Behörden in Hall wehren sich gegen Vorwürfe von Betroffenen

„Das Regierungspräsidium Stuttgart hat uns bestätigt, dass wir alles Menschenmögliche zur rechten Zeit getan haben“, versuchen die Verantwortlichen im Kreis Hall unterdessen den Vorwurf schlechten Krisenmanagements zu entkräften. Am Dienstag hatten Betroffene an der Mosesmühle bei Bächlingen-Langenburg beklagt, sie fühlten sich von den Behörden allein gelassen.
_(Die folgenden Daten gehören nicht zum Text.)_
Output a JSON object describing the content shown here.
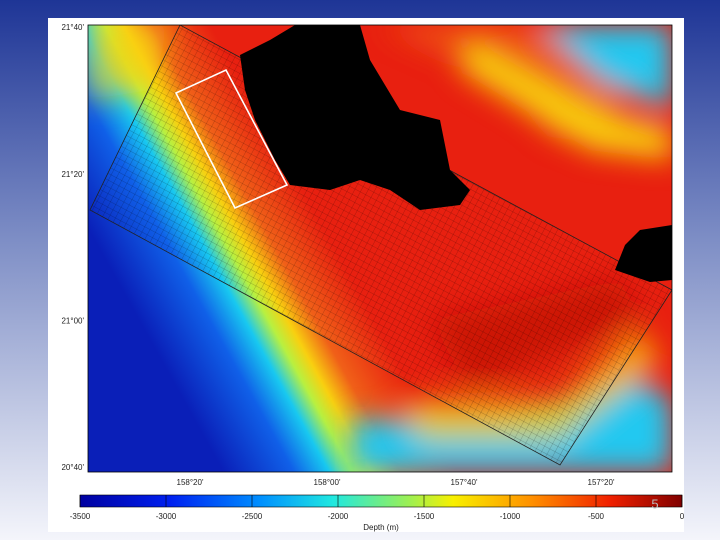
{
  "map": {
    "lat_labels": [
      "21°40'",
      "21°20'",
      "21°00'",
      "20°40'"
    ],
    "lon_labels": [
      "158°20'",
      "158°00'",
      "157°40'",
      "157°20'"
    ]
  },
  "colorbar": {
    "label": "Depth (m)",
    "lim": [
      -3500,
      0
    ],
    "ticks": [
      -3500,
      -3000,
      -2500,
      -2000,
      -1500,
      -1000,
      -500,
      0
    ]
  },
  "slide_number": "5"
}
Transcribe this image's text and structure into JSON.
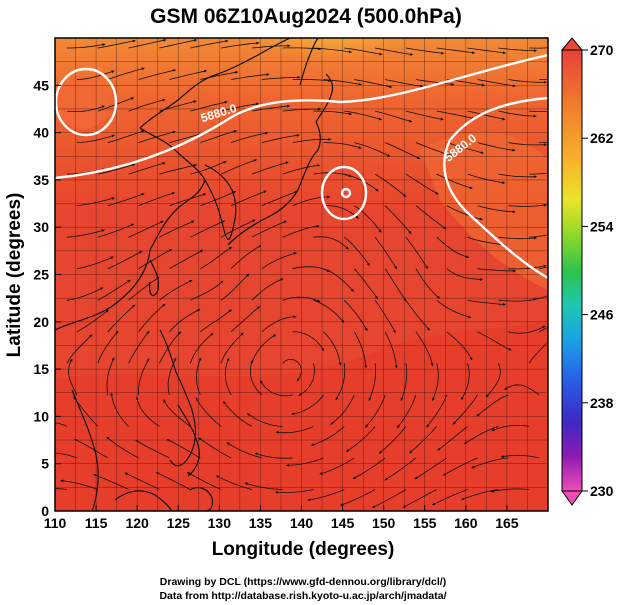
{
  "title": "GSM 06Z10Aug2024 (500.0hPa)",
  "map": {
    "lon_range": [
      110,
      170
    ],
    "lat_range": [
      0,
      50
    ],
    "lon_ticks": [
      "110",
      "115",
      "120",
      "125",
      "130",
      "135",
      "140",
      "145",
      "150",
      "155",
      "160",
      "165"
    ],
    "lat_ticks": [
      "0",
      "5",
      "10",
      "15",
      "20",
      "25",
      "30",
      "35",
      "40",
      "45"
    ],
    "xlabel": "Longitude (degrees)",
    "ylabel": "Latitude  (degrees)",
    "contour_labels": [
      "5880.0",
      "5880.0"
    ],
    "field_colors": {
      "hot": "#e63a2c",
      "warm": "#f0592c",
      "mid": "#ee6a30",
      "cool": "#f7903a",
      "edge": "#fbb23e",
      "yellow": "#f2e92c"
    }
  },
  "colorbar": {
    "ticks": [
      "270",
      "262",
      "254",
      "246",
      "238",
      "230"
    ],
    "colors": [
      "#e8443a",
      "#f0762e",
      "#f9a92b",
      "#f4d92a",
      "#a7db2a",
      "#33c43b",
      "#1bc4a8",
      "#1a9ee6",
      "#2c59e6",
      "#3a2bc6",
      "#6a1aa8",
      "#cc1b8e",
      "#f44bb4"
    ]
  },
  "credits": {
    "line1": "Drawing by DCL (https://www.gfd-dennou.org/library/dcl/)",
    "line2": "Data from http://database.rish.kyoto-u.ac.jp/arch/jmadata/"
  }
}
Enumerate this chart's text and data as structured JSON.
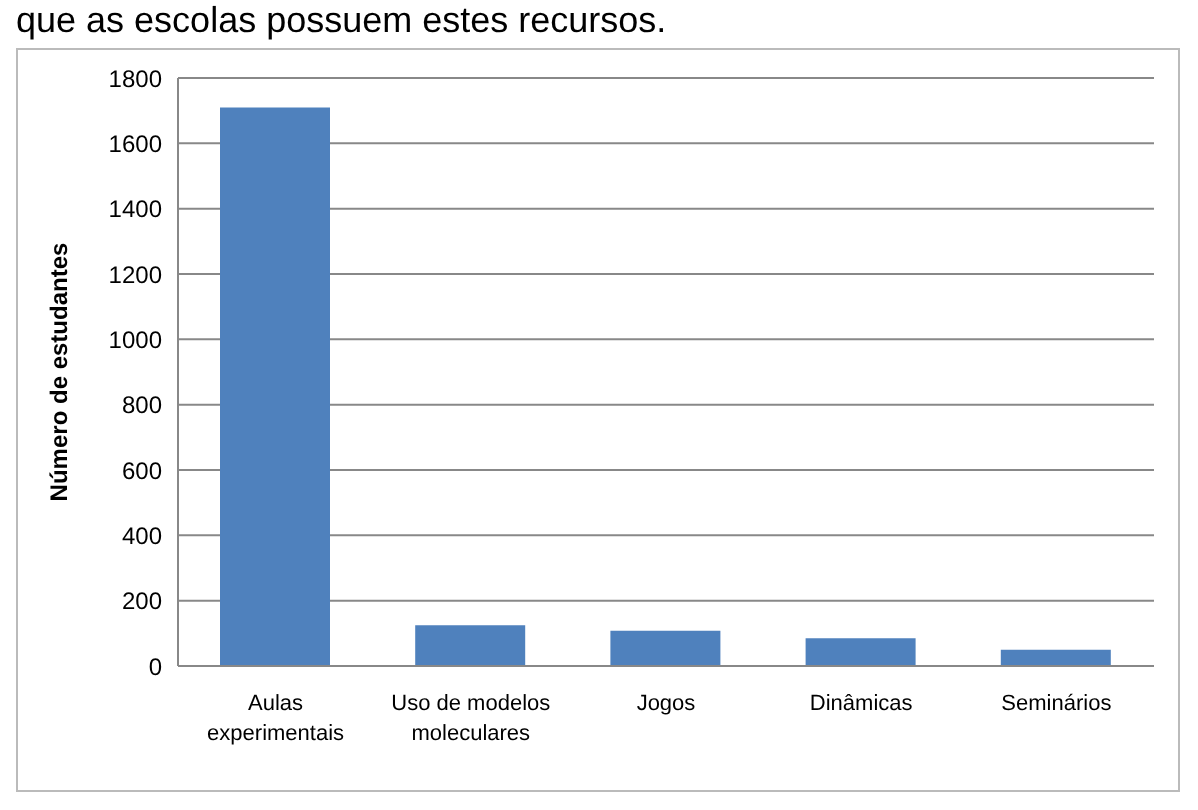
{
  "chart_data": {
    "type": "bar",
    "annotations": [
      "que as escolas possuem estes recursos."
    ],
    "ylabel": "Número de estudantes",
    "categories": [
      "Aulas experimentais",
      "Uso de modelos moleculares",
      "Jogos",
      "Dinâmicas",
      "Seminários"
    ],
    "values": [
      1710,
      125,
      108,
      85,
      50
    ],
    "color": "#4f81bd",
    "ylim": [
      0,
      1800
    ],
    "yticks": [
      0,
      200,
      400,
      600,
      800,
      1000,
      1200,
      1400,
      1600,
      1800
    ],
    "grid": "y"
  }
}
Minutiös listet Michael Knaus, Erster Landesbeamter und Stellvertreter des Landrats, die Maßnahmen auf, die er seit Sonntag veranlasst hat.

Bereits an diesem Tag seien alle anliegenden Gemeinden informiert und gebeten worden, dies an die Fischereivereine weiterzugeben. Leider hätten die Anstrengungen, die unter anderem darin bestanden, belastetes Wasser in der Kläranlage zu reinigen und in den Fluss zurückzubringen sowie Frischwasser aus dem Kocher zuzuführen, wenig bewirkt. Einen vergleichbaren Fall habe es noch nie gegeben: „Wir konnten auf keine Erfahrungen zurückgreifen“, sagte Knaus.

Umweltminister Franz Untersteller (Grüne) bezeichnete das Fischsterben am Mittwoch als ökologisches Desaster. „Wir müssen nun alles Machbare versuchen, um diese ökologische Katastrophe in der Jagst so gut es geht zu bewältigen und die Auswirkungen möglichst zu begrenzen“, so Untersteller. Den Prognosen zufolge wird die Schadstofffahne nach 120 Jagst-Kilometern in einer Woche am Neckar eintreffen. Dann könne man Entwarnung geben, teilt das Landratsamt Hall mit.